Knit British just reviewed our Plaw Hatch Flock Lleyn Yarn you can see what they had to say here.

 

In other news I am now thirty-three weeks pregnant! The wonderful Rose did lambing for me and has continued taking the lead role in taking care of our lovely flock. It's been great fun having someone to be super nerdy about clean grazing, weaning times and sheep care with. I am going on maternity leave this Friday and Rose is going to continue to look after the flock for my leave although we will be having regular meetings about the sheep. You can follow Rose on instagram @rosebramwell.

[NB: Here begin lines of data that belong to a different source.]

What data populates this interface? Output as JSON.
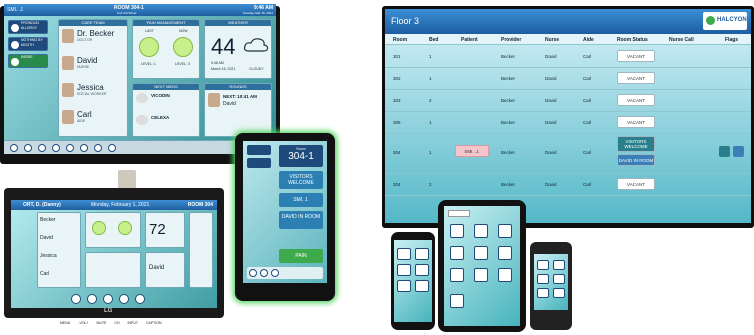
{
  "tv1": {
    "patient": "SMI.. J.",
    "room": "ROOM 304-1",
    "unit": "Unit 3rd Street",
    "time": "9:46 AM",
    "date": "Tuesday, Mar 16, 2021",
    "sidebar": [
      "PRONOUN ALLERGY",
      "NOTHING BY MOUTH",
      "INSIDE"
    ],
    "care_team_title": "CARE TEAM",
    "care_team": [
      {
        "name": "Dr. Becker",
        "role": "DOCTOR"
      },
      {
        "name": "David",
        "role": "NURSE"
      },
      {
        "name": "Jessica",
        "role": "SOCIAL WORKER"
      },
      {
        "name": "Carl",
        "role": "AIDE"
      }
    ],
    "pain_title": "PAIN MANAGEMENT",
    "pain": {
      "last": "LAST",
      "now": "NOW",
      "level_last": "LEVEL: 1",
      "level_now": "LEVEL: 3"
    },
    "weather_title": "WEATHER",
    "weather": {
      "temp": "44",
      "time": "9:46 AM",
      "date": "March 16, 2021",
      "cond": "CLOUDY"
    },
    "meds_title": "NEXT MEDS",
    "meds": [
      {
        "name": "VICODIN"
      },
      {
        "name": "CELEXA"
      }
    ],
    "rounds_title": "ROUNDS",
    "rounds": {
      "next": "NEXT: 10:41 AM",
      "who": "David"
    }
  },
  "lg": {
    "patient": "ORT, D. (Danny)",
    "date": "Monday, February 1, 2021",
    "room": "ROOM 304",
    "people": [
      "Becker",
      "David",
      "Jessica",
      "Carl"
    ],
    "temp": "72",
    "rounds_name": "David",
    "brand": "LG",
    "remote_labels": [
      "MENU",
      "-VOL+",
      "MUTE",
      "CH",
      "INPUT",
      "CAPTION"
    ]
  },
  "tablet": {
    "room_label": "Room",
    "room": "304-1",
    "visitors": "VISITORS WELCOME",
    "patient": "SMI, J.",
    "nurse": "DAVID IN ROOM",
    "pain": "PAIN"
  },
  "monitor": {
    "floor": "Floor 3",
    "logo": "HALCYON",
    "headers": [
      "Room",
      "Bed",
      "Patient",
      "Provider",
      "Nurse",
      "Aide",
      "Room Status",
      "Nurse Call",
      "Flags"
    ],
    "rows": [
      {
        "room": "301",
        "bed": "1",
        "patient": "",
        "provider": "Becker",
        "nurse": "David",
        "aide": "Carl",
        "status": [
          "VACANT"
        ]
      },
      {
        "room": "302",
        "bed": "1",
        "patient": "",
        "provider": "Becker",
        "nurse": "David",
        "aide": "Carl",
        "status": [
          "VACANT"
        ]
      },
      {
        "room": "303",
        "bed": "2",
        "patient": "",
        "provider": "Becker",
        "nurse": "David",
        "aide": "Carl",
        "status": [
          "VACANT"
        ]
      },
      {
        "room": "305",
        "bed": "1",
        "patient": "",
        "provider": "Becker",
        "nurse": "David",
        "aide": "Carl",
        "status": [
          "VACANT"
        ]
      },
      {
        "room": "304",
        "bed": "1",
        "patient": "SMI.. J.",
        "provider": "Becker",
        "nurse": "David",
        "aide": "Carl",
        "status": [
          "VISITORS WELCOME",
          "DAVID IN ROOM"
        ]
      },
      {
        "room": "304",
        "bed": "2",
        "patient": "",
        "provider": "Becker",
        "nurse": "David",
        "aide": "Carl",
        "status": [
          "VACANT"
        ]
      }
    ]
  },
  "colors": {
    "accent": "#2f6f9c",
    "glow": "#4cd35a",
    "pink": "#f4c6cc"
  }
}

Rose just completed a shearing course and got her Blue Seal she'll be shearing some of our lambs later in the summer that we will probably sell for hand spinning keep an eye out for them. The Romney lambs dad has a really stunning fleece can't wait to see how their wool develops!

 Me and Pip at Cronkshaw Fold Farm

Me and Pip at Cronkshaw Fold Farm

Pip, my now year old Border Collie is currently in Lancashire at sheepdog school with the lovely Dot McCarthy and Cronkshaw Fold Farm. I'm getting regular updates from Dot and although Pip isn't the fastest learner she is slowly getting there and I'm super excited to see her new skills.